Türkdoğan, “Öne çıkan başlıklardan bir tanesi, cihatçı diye tabir ettiğimiz insanların bu kadar rahat Türkiye’den Suriye’ye nasıl geçtiğiyle ilgiliydi. Cihatçı birisi elinde basit bir kart gösterip sınır kapısından geçiyordu. Sonra gidip dedik ki ‘biz niye geçemiyoruz.’ Dediler ‘onun özel kartı var.’ Bu kartın nereden verildiğini sorduk ama cevap alamadık. Sadece Türkiye bakımından değil Türkiye’nin müttefikleri ve birçok ülke bakımından Suriye konusu özel olarak soruşturulmalıdır.”

‘ULUSLARARASI KURULUŞLAR DEVREYE GİREBİLİR’

Peker’in söz konusu itiraflarına dair Türkiye’nin kendi hukuk kurallarını ve kanunlarını uygulaması gerektiğini belirten Öztürk, “Bir başka ülke topraklarında seri operasyonlar yaparsanız, paramiliter grupların faaliyetlerine göz yumarsanız, iddia edildiği gibi paramileter gruplara silah gitmesine en hafif deyimiyle göz yumarsanız, önleme görevinizi yerine getirmezseniz, tüm bunlar ilerde başkaları tarafından soruşturulacaktır. Uluslararası hukukta tamamlayıcılık ilkesi vardır. Siz kendi ülkenizde araştırma ve soruşturmaları yaparsanız, bunu adliyeye intikal ederseniz, o zaman yabancılar size karışmaz. Sizin yargı sürecinizin tamamlanmasını beklerler. Ama eğer siz kendi ülkenizde uluslararası alanı ilgilendiren bir konuda araştırma, soruşturma, kovuşturma yöntemlerine başvurmazsanız o zaman uluslararası kuruluşlar devreye girebilir. Türkiye’yi böylesi ciddi bir durum bekliyor” dedi.

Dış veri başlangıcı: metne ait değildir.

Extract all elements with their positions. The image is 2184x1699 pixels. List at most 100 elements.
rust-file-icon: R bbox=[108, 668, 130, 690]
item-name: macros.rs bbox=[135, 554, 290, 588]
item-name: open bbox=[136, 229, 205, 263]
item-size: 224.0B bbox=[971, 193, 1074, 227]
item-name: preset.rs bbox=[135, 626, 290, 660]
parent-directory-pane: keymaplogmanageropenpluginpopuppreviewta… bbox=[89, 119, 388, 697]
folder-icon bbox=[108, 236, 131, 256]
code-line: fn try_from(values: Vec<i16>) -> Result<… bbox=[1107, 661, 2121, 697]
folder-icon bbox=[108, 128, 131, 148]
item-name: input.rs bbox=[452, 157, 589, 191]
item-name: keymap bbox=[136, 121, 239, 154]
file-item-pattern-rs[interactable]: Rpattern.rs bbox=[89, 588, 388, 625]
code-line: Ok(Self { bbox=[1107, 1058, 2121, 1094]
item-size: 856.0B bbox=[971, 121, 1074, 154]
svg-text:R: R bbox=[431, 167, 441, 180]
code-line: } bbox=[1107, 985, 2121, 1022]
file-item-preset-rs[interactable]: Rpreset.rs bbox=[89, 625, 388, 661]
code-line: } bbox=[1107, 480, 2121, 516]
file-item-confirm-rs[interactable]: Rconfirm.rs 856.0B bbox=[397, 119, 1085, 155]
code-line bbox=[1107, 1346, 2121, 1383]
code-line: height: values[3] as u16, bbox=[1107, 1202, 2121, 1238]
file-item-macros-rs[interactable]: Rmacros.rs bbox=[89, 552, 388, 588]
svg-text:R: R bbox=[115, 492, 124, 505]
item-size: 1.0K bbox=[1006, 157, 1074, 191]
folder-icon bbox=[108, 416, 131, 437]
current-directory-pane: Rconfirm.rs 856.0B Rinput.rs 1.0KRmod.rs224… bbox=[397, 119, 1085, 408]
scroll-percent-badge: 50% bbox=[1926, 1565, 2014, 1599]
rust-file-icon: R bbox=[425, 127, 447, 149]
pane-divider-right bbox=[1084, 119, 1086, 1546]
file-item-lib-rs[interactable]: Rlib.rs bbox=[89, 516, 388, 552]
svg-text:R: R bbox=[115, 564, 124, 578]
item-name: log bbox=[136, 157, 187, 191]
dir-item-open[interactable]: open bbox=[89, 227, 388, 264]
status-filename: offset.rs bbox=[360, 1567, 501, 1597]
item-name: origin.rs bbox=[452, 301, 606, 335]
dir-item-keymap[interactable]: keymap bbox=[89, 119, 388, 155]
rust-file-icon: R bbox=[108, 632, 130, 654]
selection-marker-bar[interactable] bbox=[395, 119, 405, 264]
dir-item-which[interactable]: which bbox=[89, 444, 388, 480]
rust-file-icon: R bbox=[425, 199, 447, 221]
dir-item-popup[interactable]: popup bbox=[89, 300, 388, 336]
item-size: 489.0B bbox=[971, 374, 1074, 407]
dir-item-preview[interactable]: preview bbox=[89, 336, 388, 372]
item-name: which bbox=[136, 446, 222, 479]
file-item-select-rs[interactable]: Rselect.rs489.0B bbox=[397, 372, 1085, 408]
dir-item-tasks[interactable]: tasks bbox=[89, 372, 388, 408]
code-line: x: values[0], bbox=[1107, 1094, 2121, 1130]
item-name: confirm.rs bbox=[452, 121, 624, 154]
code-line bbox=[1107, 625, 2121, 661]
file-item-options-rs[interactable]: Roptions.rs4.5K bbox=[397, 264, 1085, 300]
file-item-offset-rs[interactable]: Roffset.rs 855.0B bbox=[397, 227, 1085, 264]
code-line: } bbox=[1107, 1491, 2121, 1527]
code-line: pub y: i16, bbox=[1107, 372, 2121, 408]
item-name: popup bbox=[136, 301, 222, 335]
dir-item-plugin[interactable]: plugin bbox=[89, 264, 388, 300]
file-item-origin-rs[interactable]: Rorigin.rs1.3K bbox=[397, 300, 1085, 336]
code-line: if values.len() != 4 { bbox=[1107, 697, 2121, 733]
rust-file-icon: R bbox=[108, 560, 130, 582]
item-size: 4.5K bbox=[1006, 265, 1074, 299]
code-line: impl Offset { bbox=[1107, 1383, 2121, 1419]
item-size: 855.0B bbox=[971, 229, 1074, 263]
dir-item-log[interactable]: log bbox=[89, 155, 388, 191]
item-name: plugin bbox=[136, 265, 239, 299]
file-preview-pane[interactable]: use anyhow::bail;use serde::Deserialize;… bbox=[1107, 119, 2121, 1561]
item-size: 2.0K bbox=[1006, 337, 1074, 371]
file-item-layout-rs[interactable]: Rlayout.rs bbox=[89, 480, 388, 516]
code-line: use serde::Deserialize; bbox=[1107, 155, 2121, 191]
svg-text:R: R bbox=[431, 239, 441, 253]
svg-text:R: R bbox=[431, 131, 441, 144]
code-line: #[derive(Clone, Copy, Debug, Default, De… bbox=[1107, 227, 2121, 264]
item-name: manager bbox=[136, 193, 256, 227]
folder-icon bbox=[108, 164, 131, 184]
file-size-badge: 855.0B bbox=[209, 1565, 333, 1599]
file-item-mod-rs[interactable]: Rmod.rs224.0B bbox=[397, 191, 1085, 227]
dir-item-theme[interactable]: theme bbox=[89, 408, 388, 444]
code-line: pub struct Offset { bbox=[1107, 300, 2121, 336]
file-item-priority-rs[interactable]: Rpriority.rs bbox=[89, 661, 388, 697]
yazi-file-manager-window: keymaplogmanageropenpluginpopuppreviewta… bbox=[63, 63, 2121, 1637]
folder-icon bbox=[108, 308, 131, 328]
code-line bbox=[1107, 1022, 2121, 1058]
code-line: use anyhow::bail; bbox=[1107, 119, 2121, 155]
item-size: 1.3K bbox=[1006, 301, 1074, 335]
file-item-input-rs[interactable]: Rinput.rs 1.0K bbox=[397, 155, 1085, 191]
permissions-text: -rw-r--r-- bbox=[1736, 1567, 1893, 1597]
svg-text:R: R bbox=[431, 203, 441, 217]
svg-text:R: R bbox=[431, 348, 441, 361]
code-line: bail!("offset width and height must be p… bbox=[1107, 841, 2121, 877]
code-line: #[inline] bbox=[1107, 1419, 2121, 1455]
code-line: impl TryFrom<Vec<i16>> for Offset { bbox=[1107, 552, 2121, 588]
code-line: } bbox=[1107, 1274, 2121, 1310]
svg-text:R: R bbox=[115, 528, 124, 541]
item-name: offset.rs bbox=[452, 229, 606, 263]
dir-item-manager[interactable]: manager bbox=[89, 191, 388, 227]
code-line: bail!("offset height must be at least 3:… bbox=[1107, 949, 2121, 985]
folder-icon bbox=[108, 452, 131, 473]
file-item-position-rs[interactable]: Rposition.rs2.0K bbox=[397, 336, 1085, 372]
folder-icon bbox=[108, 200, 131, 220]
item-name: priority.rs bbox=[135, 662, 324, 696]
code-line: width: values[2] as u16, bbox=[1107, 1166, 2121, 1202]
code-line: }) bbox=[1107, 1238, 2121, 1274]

‘BİRÇOK ÜLKEDE BİLGİ VE BELGE VAR’

Peker’in tüm iddialarına dair yasama, yürütme ve yargının aynı anda devreye girmesi gerektiğini belirten Türkdoğan, tek başına Türkiye’nin Suriye meselesinin içinden çıkamayacağını söyledi. Türkdoğan, “Rus savaş uçağı düşürüldükten sonra Rusya’nın yetkili makamlarının Birleşmiş Milletler (BM) Güvenlik Konseyi’ne (GK) Türkiye aleyhine sunduğu dosyalar vardı. Orada daha çok petrol kaçakçılığı konuları daha çok işlenmişti. Rusya’nın, İran’ın, DAİŞ karşıtı koalisyonun, Suriye Demokratik Güçleri’nin (QSD) elinde çok sayıda bilge ve belge var. Türkiye’nin de elinde çok sayıda bilgi ve belge var” diye belirtti.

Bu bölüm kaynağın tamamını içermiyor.